Asked whether she would run for President at the next election on Ekho Moskvy Radio programme, Condoleezza Rice answered Da! Nyet! Nyet! Nyet! Nyet! Nyet! Nyet! Nyet! Not bad for someone who is quoted frequently by the Western press as being a fluent Russian speaker and a Russian expert, although she has never lived in the country.
Before admitting to this schoolgirl's question that is was difficult to speak Russian, she had already made a fool of herself on Tuesday, when she declared that the Kremlin's grip on the media is "very worrying." The question is, what grip?
For the information of Condoleezza Rice, who despite being Secretary of State of her country, continues to demonstrate an ignorance of world affairs at a shockingly consistent level, the notion that the Kremlin exerts a grip on the media is a fairy tale invented in the gardens of Washington. As correspondent of the English version of Pravda.Ru, director and chief editor of the Portuguese version and collaborator for three other Russian publications, two of these being official media organs, I have frequently asked for guidelines from the Kremlin on what line to follow.
The answer: "We are afraid we cannot give you any guidelines as you request. You will have to write the truth, after checking your sources, obviously", or words to this effect every time the question is posed.
As journalists we have a collective responsibility to present the facts for our readers to decide where the truth lies. Presenting the facts can sometimes hit obstacles, such as in the reporting of terrorist attacks and it is here that the international press has decided to take up the story, twist it round, exaggerate it and regurgitate it for gullible and unthinking readers to swallow hook, line and sinker.
Certainly, the Kremlin imposed some limitations on reporting in certain circumstances, these being when the information pertains to secrets of state, not to impose limitations on freedom of the press, but to protect state interests, to name one example, not giving terrorists secret information.
Does the USA have laws to protect state secrets? Of course it does. But that for Condoleezza Rice is not "very worrying". "Very worrying" is the fact that a woman of this calibre can waltz into Russia and mouth off about something she obviously knows so little about.
Did Rice come to Moscow as a diplomat? Yes? No, no, no, no, no, no, no! She did not behave like a diplomat. As usual, she behaved with extreme arrogance and intrusiveness, declaring in advance that she was against the centralization of power by the Kremlin.
For the information of Ms. Rice, since her State Department is evidently unable or unwilling to inform her, the actions by the Kremlin are reactions to a situation which places the State of Russia in danger, namely independence trends fanned and fuelled by those who wish to get their hands on Russia's resources. Therefore the Kremlin has to ensure that Russia's wealth is protected by the State, guaranteeing that the resources of the Russian Federation are enjoyed by its citizens, not those of foreign countries.

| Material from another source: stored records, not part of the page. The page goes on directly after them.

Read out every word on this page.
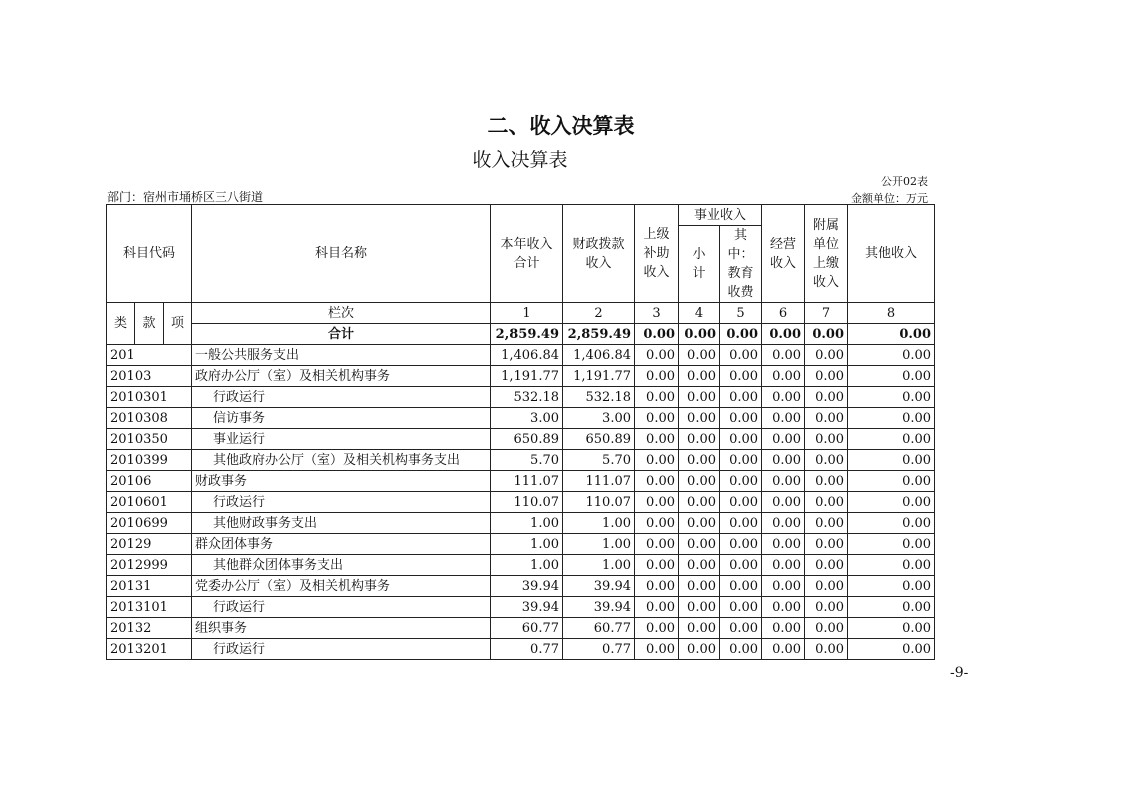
二、收入决算表
收入决算表
公开02表
部门：宿州市埇桥区三八街道	金额单位：万元
科目代码			科目名称	本年收入合计	财政拨款收入	上级补助收入	事业收入		经营收入	附属单位上缴收入	其他收入
							小计	其中：教育收费			

类	款	项	栏次	1	2	3	4	5	6	7	8
			合计	2,859.49	2,859.49	0.00	0.00	0.00	0.00	0.00	0.00
201			一般公共服务支出	1,406.84	1,406.84	0.00	0.00	0.00	0.00	0.00	0.00
20103			政府办公厅（室）及相关机构事务	1,191.77	1,191.77	0.00	0.00	0.00	0.00	0.00	0.00
2010301			行政运行	532.18	532.18	0.00	0.00	0.00	0.00	0.00	0.00
2010308			信访事务	3.00	3.00	0.00	0.00	0.00	0.00	0.00	0.00
2010350			事业运行	650.89	650.89	0.00	0.00	0.00	0.00	0.00	0.00
2010399			其他政府办公厅（室）及相关机构事务支出	5.70	5.70	0.00	0.00	0.00	0.00	0.00	0.00
20106			财政事务	111.07	111.07	0.00	0.00	0.00	0.00	0.00	0.00
2010601			行政运行	110.07	110.07	0.00	0.00	0.00	0.00	0.00	0.00
2010699			其他财政事务支出	1.00	1.00	0.00	0.00	0.00	0.00	0.00	0.00
20129			群众团体事务	1.00	1.00	0.00	0.00	0.00	0.00	0.00	0.00
2012999			其他群众团体事务支出	1.00	1.00	0.00	0.00	0.00	0.00	0.00	0.00
20131			党委办公厅（室）及相关机构事务	39.94	39.94	0.00	0.00	0.00	0.00	0.00	0.00
2013101			行政运行	39.94	39.94	0.00	0.00	0.00	0.00	0.00	0.00
20132			组织事务	60.77	60.77	0.00	0.00	0.00	0.00	0.00	0.00
2013201			行政运行	0.77	0.77	0.00	0.00	0.00	0.00	0.00	0.00
-9-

Whether or not President Vladimir Putin changes the constitution of his country, using the legal norms available to him, is his business, the business of the Russian organs of state, the Russian people and nobody else, certainly it is nothing to do with Condoleezza Rice, who might anyway wish to remember that it was her country which lied about the threat posed by Iraq and launched a shocking act of butchery in which tens of thousands of innocent people were slaughtered. This is "very worrying", yes? Or is it no, no, no, no, no, no, no?
While Condoleezza Rice stated that her comments were made in friendship, it is easy to say that after having been insulting and an extremely rude guest. It is like being invited to someone's dinner party, insulting the chef, spitting on the floor, breaking wind loudly and then apologising.
Hardly the behaviour required of a lady.